Avec le support fermé, on peut effectuer la restauration du header à partir de son fichier de sauvegarde :

sudo cryptsetup luksHeaderRestore /dev/sdx --header-backup-file /chemin/vers/header

Gestion des phrases secrètes

Pour ajouter un mot de passe au support ou en supprimer un existant, on utilisera l’une des commandes :

$ sudo cryptsetup luksAddKey /dev/sdx
$ sudo cryptsetup luksRemoveKey /dev/sdx

Note : Permissions ext4

Petit point technique relatif au système de fichier avant de conclure. Il faut noter que par défaut, suite au formatage, le propriétaire de la racine du support chiffré est root.
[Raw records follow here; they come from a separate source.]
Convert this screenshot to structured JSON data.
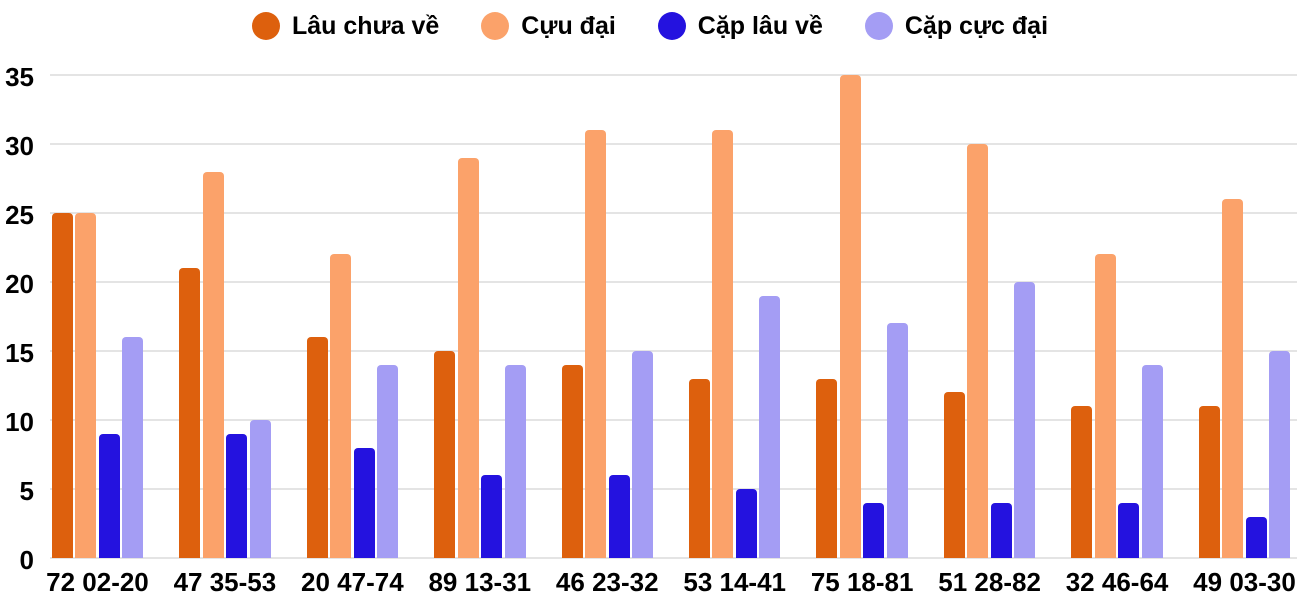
{
  "chart_data": {
    "type": "bar",
    "categories": [
      "72 02-20",
      "47 35-53",
      "20 47-74",
      "89 13-31",
      "46 23-32",
      "53 14-41",
      "75 18-81",
      "51 28-82",
      "32 46-64",
      "49 03-30"
    ],
    "series": [
      {
        "name": "Lâu chưa về",
        "color": "#dd600d",
        "values": [
          25,
          21,
          16,
          15,
          14,
          13,
          13,
          12,
          11,
          11
        ]
      },
      {
        "name": "Cựu đại",
        "color": "#fba26a",
        "values": [
          25,
          28,
          22,
          29,
          31,
          31,
          35,
          30,
          22,
          26
        ]
      },
      {
        "name": "Cặp lâu về",
        "color": "#2412df",
        "values": [
          9,
          9,
          8,
          6,
          6,
          5,
          4,
          4,
          4,
          3
        ]
      },
      {
        "name": "Cặp cực đại",
        "color": "#a49df4",
        "values": [
          16,
          10,
          14,
          14,
          15,
          19,
          17,
          20,
          14,
          15
        ]
      }
    ],
    "title": "",
    "xlabel": "",
    "ylabel": "",
    "ylim": [
      0,
      35
    ],
    "yticks": [
      0,
      5,
      10,
      15,
      20,
      25,
      30,
      35
    ],
    "grid": true,
    "grid_color": "#e4e4e4",
    "legend_position": "top",
    "text_color": "#000000",
    "background": "#ffffff"
  }
}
En l’état, impossible sur mon système de déplacer un fichier vers le support chiffré sans passer par un sudo cp. Pour y remédier, on peut au besoin changer le propriétaire :

sudo chown -R user /run/media/user/nomDuDisque

Il est également possible de donner les droits à l’utilisateur exécutant la commande de formatage via sudo avec :

sudo mkfs.ext4 -E root_owner=$UID:$GID /dev/sdx

Ou encore :

sudo mkfs.ext4 -E root_owner=$UID:$GID -L nomDisque /dev/mapper/nomDuDisque

Source: Format ext4 filesystem to be owned by regular user

Conclusion

À la suite de cet article, je dispose désormais d’un lot de clés USB chiffrées sur lesquelles je vais pouvoir stocker mes fichiers importants à sauvegarder. Afin de boucler la boucle, chaque header fera évidemment partie de la sauvegarde. Il me reste à définir la fréquence de rotation de ces sauvegardes froides, celle-ci sera certainement semestrielle, éventuellement trimestrielle. Chaque lieu de sauvegarde prévu disposant de deux clés dédiés, il suffira de générer la « nouvelle » clé, puis de l’échanger avec « l’ancienne ». Pour la suite, je souhaite conduire une réflexion sur mes données locales: définir clairement les fichiers critiques, définir une arborescence générale pour l’organisation de mes données. Il sera également nécessaire de s’interroger sur la pertinence des données (données à garder ?) et de définir quelles données constituent éventuellement une perte acceptable, afin de choisir le disque externe à privilégier (en fonction de son âge principalement).